🤖 AI Summary
This work addresses a critical gap in existing attacks on Retrieval-Augmented Generation (RAG) systems, which often rely on unrealistic prompt manipulations that are impractical in real-world settings. The authors propose RA-ICA, a novel attack paradigm that targets inference cost rather than output content by injecting malicious documents into the external knowledge base to significantly increase computational overhead during model inference. To realize this attack, they introduce the CREEP framework, which leverages large language model agents to automatically generate adversarial documents that are both semantically relevant and highly token-intensive. Furthermore, they design a memory-augmented reinforcement learning algorithm, MA-GRPO, to optimize attack efficacy. Experiments demonstrate that RA-ICA increases token consumption by an average of 13.12× across three real-world datasets, achieves over 90% attack success rate, and preserves answer completeness.
📝 Abstract
Retrieval-Augmented Generation (RAG)-enhanced LLM systems, while powerful, introduce substantial inference costs due to the inclusion of an extra multi-stage pipeline that dynamically retrieves and synthesizes information from external knowledge sources. This high operational cost exposes a critical vulnerability to Inference Cost Attacks (ICAs). However, existing ICAs often rely on the impractical assumption of direct prompt manipulation. We argue that a more feasible and potent threat to RAG-enhanced LLM systems arises from poisoning external knowledge bases (e.g., web knowledge from the Internet). In this work, we introduce the Retrieval-Augmented Inference Cost Attack (RA-ICA), a novel attacking paradigm that targets the computational cost of RAG-enhanced LLM systems by injecting malicious documents into external knowledge corpus. To operationalize this attack, we propose Computational Resource Exhaustion via External Poisoning (CREEP), a novel framework that leverages LLM agents to automatically craft malicious documents that are both semantically relevant for retrieval and potent for inducing an abnormal increase in token consumption during the inference phase.
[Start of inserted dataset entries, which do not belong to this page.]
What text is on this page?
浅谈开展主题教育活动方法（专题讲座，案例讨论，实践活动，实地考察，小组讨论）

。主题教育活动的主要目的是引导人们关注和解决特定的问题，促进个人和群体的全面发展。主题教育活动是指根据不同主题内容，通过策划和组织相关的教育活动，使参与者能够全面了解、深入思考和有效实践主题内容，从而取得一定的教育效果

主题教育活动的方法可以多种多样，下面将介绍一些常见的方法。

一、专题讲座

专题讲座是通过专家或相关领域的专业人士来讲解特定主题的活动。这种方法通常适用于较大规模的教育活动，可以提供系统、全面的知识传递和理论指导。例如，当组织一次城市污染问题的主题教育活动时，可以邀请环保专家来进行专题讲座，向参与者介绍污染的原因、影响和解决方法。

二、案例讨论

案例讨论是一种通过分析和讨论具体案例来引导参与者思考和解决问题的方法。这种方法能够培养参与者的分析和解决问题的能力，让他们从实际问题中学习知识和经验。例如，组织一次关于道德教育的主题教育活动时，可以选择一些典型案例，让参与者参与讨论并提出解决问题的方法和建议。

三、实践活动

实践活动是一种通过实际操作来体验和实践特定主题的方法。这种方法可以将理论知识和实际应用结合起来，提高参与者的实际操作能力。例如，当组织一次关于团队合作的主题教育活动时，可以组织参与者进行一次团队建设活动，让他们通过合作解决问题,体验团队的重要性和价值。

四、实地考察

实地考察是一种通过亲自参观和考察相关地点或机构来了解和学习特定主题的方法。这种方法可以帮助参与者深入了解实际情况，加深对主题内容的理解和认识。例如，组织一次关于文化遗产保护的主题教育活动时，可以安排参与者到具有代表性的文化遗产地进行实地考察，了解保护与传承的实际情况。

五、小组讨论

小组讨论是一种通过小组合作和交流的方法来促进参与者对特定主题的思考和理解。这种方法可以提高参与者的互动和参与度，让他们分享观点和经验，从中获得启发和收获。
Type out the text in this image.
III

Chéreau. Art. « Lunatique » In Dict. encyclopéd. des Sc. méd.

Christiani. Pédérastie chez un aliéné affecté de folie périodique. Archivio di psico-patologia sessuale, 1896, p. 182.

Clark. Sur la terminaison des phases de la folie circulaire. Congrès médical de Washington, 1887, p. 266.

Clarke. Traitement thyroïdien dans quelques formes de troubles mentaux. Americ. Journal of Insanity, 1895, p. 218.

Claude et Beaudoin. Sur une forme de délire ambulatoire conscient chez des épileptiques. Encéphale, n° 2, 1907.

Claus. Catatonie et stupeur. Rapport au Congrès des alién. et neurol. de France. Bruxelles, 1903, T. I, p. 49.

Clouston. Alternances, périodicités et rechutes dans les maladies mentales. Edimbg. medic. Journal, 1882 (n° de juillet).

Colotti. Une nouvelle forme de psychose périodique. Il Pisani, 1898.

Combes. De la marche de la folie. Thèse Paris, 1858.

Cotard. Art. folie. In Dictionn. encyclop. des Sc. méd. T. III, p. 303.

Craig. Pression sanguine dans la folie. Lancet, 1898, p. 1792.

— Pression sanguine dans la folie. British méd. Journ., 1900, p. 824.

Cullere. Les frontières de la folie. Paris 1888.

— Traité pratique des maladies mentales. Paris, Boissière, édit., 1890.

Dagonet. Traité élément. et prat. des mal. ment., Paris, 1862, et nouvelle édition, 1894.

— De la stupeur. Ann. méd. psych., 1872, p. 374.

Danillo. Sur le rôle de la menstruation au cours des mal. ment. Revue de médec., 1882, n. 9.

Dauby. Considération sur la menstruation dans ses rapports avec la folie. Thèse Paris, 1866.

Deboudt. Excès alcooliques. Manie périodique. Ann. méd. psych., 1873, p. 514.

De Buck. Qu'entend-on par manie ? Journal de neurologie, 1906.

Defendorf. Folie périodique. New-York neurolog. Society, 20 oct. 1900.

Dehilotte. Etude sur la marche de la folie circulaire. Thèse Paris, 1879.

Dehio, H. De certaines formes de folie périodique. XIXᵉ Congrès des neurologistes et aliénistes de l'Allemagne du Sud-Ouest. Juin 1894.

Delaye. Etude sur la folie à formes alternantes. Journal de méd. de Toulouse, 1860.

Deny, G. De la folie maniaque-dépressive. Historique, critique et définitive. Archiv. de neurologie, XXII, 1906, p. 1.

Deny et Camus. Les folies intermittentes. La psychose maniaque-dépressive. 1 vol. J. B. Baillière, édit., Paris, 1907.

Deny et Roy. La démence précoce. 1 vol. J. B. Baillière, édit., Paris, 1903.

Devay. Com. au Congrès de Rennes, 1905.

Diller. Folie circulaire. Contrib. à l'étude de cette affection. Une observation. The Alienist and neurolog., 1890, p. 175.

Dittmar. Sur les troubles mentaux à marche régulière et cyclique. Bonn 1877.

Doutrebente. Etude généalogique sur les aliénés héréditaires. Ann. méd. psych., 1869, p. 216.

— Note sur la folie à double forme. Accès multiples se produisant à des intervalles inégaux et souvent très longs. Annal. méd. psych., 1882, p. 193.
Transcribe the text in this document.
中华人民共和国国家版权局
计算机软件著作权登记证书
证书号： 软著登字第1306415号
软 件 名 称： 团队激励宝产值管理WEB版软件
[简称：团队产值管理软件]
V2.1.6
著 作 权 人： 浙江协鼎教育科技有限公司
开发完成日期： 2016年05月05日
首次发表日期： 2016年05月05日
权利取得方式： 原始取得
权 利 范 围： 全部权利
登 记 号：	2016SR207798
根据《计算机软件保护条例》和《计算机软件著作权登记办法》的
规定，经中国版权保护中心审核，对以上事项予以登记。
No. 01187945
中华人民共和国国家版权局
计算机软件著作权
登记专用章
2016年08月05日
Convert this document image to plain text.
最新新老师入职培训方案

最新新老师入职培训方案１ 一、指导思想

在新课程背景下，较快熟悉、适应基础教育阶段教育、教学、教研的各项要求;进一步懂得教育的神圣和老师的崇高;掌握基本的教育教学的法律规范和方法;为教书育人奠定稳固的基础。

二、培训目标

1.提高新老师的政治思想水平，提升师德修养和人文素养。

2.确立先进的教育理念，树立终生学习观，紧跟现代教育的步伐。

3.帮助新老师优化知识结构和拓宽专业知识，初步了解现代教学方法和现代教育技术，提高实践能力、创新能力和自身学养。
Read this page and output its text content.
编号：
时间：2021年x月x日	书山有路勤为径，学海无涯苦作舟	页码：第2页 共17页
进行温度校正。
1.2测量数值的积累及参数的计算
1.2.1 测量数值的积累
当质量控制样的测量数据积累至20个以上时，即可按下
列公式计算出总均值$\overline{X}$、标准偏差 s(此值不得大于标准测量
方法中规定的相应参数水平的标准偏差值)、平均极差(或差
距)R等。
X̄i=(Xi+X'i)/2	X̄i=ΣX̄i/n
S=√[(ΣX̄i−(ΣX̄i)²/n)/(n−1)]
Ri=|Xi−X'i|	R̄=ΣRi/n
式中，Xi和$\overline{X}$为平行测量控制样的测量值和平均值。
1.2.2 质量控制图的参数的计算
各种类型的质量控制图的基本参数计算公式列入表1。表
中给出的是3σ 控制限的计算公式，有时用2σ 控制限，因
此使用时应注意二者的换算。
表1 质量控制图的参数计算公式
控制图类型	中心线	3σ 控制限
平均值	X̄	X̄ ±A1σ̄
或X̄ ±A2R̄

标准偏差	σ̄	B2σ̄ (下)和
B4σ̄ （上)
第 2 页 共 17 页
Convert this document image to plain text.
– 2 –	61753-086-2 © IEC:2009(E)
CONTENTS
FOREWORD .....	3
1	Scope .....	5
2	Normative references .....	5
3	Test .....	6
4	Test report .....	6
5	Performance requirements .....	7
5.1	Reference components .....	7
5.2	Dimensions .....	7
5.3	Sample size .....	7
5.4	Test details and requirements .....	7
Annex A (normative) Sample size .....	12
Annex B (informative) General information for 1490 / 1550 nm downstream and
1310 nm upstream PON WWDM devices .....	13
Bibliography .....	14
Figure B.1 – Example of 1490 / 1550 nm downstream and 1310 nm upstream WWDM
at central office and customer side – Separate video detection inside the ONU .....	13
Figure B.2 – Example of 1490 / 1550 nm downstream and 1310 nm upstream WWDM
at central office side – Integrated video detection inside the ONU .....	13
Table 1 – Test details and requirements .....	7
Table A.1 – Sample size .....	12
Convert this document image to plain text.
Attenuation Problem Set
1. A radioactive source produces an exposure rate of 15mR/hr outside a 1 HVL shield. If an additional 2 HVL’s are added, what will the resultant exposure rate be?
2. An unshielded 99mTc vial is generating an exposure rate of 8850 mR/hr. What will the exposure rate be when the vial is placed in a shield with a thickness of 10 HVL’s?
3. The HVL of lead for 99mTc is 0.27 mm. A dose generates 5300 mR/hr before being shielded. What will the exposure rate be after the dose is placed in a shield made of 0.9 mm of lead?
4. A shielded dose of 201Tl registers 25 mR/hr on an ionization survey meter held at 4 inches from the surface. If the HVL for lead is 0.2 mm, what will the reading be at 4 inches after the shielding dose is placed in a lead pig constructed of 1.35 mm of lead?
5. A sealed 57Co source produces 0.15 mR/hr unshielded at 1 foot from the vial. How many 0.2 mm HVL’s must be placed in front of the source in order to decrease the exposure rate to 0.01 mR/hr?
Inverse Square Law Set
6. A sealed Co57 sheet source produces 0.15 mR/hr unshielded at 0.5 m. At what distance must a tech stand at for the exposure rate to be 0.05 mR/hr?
To enhance the attack's effectiveness, we introduce Memory-Augmented Group Relative Policy Optimization (MA-GRPO), a novel reinforcement learning algorithm that fine-tunes the agents by learning from a dynamic memory of historical best adversarial documents. Extensive experiments across three real-world datasets demonstrate that RA-ICA increases token consumption by up to 13.12 times with an over 90% success rate, without degrading the integrity of the generated answer.